Поодаль сидел пес Малыш, посматривал серьезно, сочувственно.
— Чем пса-то кормишь, Федор Иванович?
— Да знаешь, Глеб Александрович, хлеба даю, картошек, чего сам, того и ему. Бабка когда помирала, говорит, ты пса-то не отдавай, пусть при тебе. Ну ладно.
— Скучно, Федор Иванович? — не удержался, спросил у деда, хотя скука одинокой старости зияла из каждого угла, и в глазах девяностодвухлетнего Федора Ивановича Торякова, ветерана войны и труда, наплывала мутная скука. Обнадежить деда было нечем. Однако дед не сдавался: вокруг печи стояли семь мешков приготовленной к посадке картошки, на огороде топтались семеро дедовых барашков, на лавке лежал только что насаженный на вытесанное из березового полена топорище топор. Дед вытесал, насадил, заклинил, будет колоть дрова.

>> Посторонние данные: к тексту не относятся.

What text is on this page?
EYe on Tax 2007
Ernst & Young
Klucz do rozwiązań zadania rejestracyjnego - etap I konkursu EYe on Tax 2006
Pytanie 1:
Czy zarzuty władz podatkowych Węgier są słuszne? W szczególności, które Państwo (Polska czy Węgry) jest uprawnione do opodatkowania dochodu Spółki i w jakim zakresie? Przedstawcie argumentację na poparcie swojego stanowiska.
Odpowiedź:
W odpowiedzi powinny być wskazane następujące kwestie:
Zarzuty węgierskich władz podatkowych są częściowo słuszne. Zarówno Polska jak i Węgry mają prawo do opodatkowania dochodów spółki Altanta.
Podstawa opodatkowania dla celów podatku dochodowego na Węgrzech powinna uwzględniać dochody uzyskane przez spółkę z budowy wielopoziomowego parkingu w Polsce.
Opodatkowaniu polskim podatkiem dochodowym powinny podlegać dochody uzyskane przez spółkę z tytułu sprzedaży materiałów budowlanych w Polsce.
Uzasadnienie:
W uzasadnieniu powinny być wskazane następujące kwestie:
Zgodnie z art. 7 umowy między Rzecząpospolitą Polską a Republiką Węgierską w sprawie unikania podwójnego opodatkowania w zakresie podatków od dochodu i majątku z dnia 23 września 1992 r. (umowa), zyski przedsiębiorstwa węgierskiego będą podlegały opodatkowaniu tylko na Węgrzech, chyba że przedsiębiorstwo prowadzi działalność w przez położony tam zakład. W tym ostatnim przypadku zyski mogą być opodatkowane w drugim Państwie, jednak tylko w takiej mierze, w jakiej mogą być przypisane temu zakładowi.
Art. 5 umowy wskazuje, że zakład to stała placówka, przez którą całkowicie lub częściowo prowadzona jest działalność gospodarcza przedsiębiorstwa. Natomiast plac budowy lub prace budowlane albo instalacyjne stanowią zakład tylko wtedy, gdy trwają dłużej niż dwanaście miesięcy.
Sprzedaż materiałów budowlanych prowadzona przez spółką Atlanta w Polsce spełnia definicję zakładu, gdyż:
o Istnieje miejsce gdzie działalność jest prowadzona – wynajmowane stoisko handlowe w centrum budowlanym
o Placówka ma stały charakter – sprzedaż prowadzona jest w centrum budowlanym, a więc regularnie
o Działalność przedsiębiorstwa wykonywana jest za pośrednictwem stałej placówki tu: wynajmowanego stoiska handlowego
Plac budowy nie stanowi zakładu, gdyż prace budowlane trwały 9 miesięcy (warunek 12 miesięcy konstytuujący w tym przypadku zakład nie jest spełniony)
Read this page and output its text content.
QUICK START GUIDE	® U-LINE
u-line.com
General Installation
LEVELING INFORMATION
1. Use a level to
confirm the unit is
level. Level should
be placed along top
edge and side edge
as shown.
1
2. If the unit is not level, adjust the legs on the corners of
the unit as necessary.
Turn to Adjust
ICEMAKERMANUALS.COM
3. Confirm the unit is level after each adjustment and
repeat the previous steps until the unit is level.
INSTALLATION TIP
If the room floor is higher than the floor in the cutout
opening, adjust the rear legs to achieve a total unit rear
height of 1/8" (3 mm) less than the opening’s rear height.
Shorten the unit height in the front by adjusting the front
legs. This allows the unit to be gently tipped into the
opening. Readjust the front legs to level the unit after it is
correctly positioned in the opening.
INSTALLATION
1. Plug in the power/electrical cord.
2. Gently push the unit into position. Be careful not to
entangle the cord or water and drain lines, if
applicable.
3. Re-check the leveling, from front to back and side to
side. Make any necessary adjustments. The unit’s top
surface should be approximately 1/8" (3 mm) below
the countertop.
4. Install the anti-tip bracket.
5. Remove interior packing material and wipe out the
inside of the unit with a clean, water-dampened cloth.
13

Уходить от деда Федора было как-то неловко: уйти значило оставить его одного, погрузить в несносную скуку. А и сидеть с ним не легче: дед Федор совсем оглох, в глазах у него такая беспомощность, такая глубокая безнадежность...
— Спасибо, что зашел, Глеб Александрович.
— Спасибо, что ты есть, Федор Иванович.
Над Алексеевским сельсоветом реял красный флаг с серпом и молотом, совсем как в поэме Алексея Недогонова «Флаг над сельсоветом». Да, отнюдь не трехцветный, красный флаг бывшей державы. Что бы это значило? Не у кого спросить: председатель совета Доркичев Николай Николаевич вчера ушел в отпуск. Доркичев — вепс из деревни Озровичи, вон там за угором, за Алексеевским озером, в мареве голубизны, прозелени, в белых сугробах черемух. Право, черемуховый куст как сугроб. На Руси в любое время года чудится возвращение снега: снег сойдет, тотчас зацветет, все выбелит пролеска, потом звездчатки, черемуха, желтые одуванчики поседеют, яблони, рябина, болота в пушицу оденутся, тополевый пух полетит, снова белым-бело, иван-чай снежинками закружится, глядь — и первая пороша.
Шел в Озровичи через кладбище — одно на всю округу: здесь упокоились корбенические, нюрговические, озровические, харагенические, может быть, и из Долгозера, Нойдалы... Кладбище хорошее, видать, в давнюю пору обнесено каменной кладкой, просто наношено каменей, грядкой сложено. Кладбище в бору, просторном, со взрослыми соснами, без подлеска; бор, заозерье. Я подумал, что после смерти здесь будет нескучно лежать. И при жизни мне не бывало скучно на этих угорьях, в этих лесах. В Питере скучно до рвоты, а здесь можно жить. Даже и после смерти.
Николай Николаевич Доркичев, как всегда в последние три года, строил дом для сына Володи; Володя тоже строил дом вместе с отцом; дом большой, уже под шифером. Володя закончил курсы фермеров в Пушкине при сельхозинституте, но пока еще не решился, как быть.